How will we know when someone is immune?
There is a serologic test that the CDC developed for people who had been infected. In January, a group of students from a school in Rhode Island visited Italy, France and Germany before returning home. A teacher came down with COVID-19 and the students were all exposed. We are now conducting a sero-survey to look at how many kids exposed are sero-positive. The serology test is not yet Clinical Laboratory Improvement Amendments (CLIA)-approved and it still needs to be validated with positive- and negative-predictive value. We also don't know whether mounting an antibody response in IgG and IgM confers protection as it does with other viruses. As this is a new virus, we cannot assume that getting ill and recovering provides absolute protection.

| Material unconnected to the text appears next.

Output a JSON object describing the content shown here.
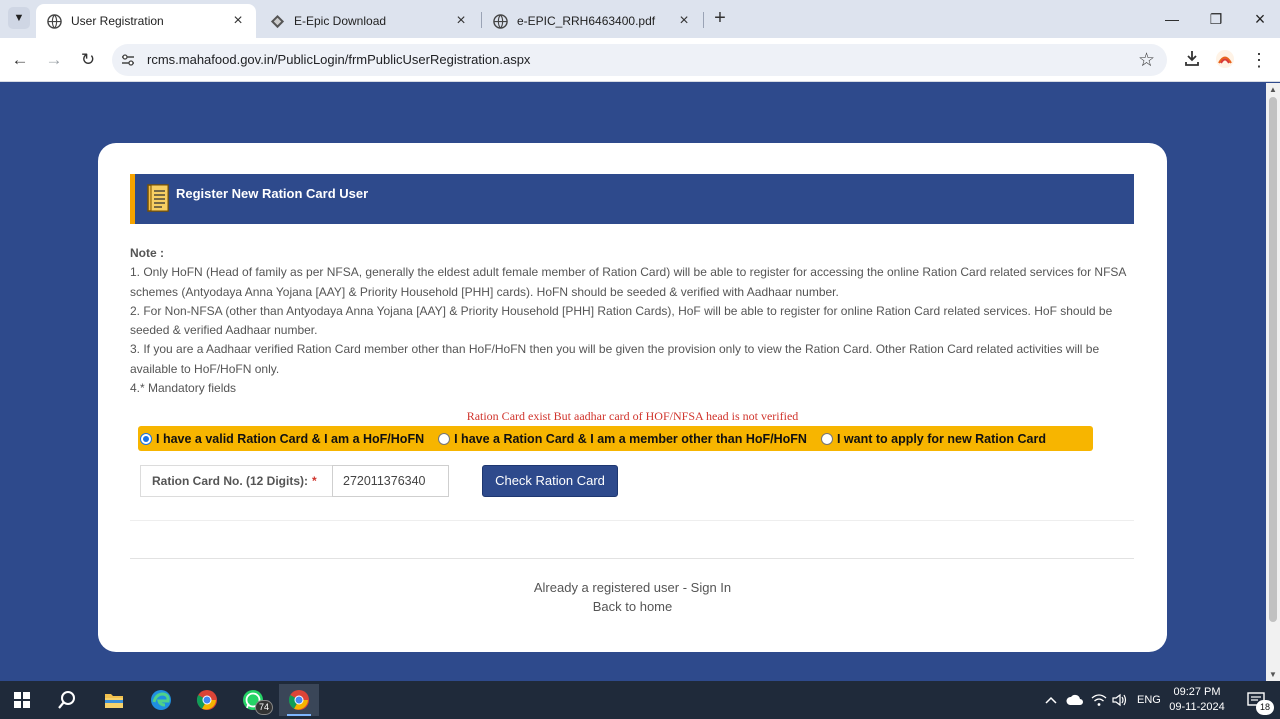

Who are you most concerned about?
One of the most alarming concerns is that COVID-19 transmission in the hospital is orders of magnitude higher than in the community. My biggest fear is that we incur a situation in which we end up with a limited availability of ventilators for people who are elderly or have underlying medical conditions. While the overall fatality rate is about 0.8-1 percent, recent age-stratified data suggests a rate of 9.5 percent for those over the age of 70 years. I am also very worried about the attitude of some young people we are seeing on the news who are ignoring warnings, congregating on beaches and in bars on spring break. Although there are fewer cases, we are definitely seeing people under the age of 45 with pneumonia.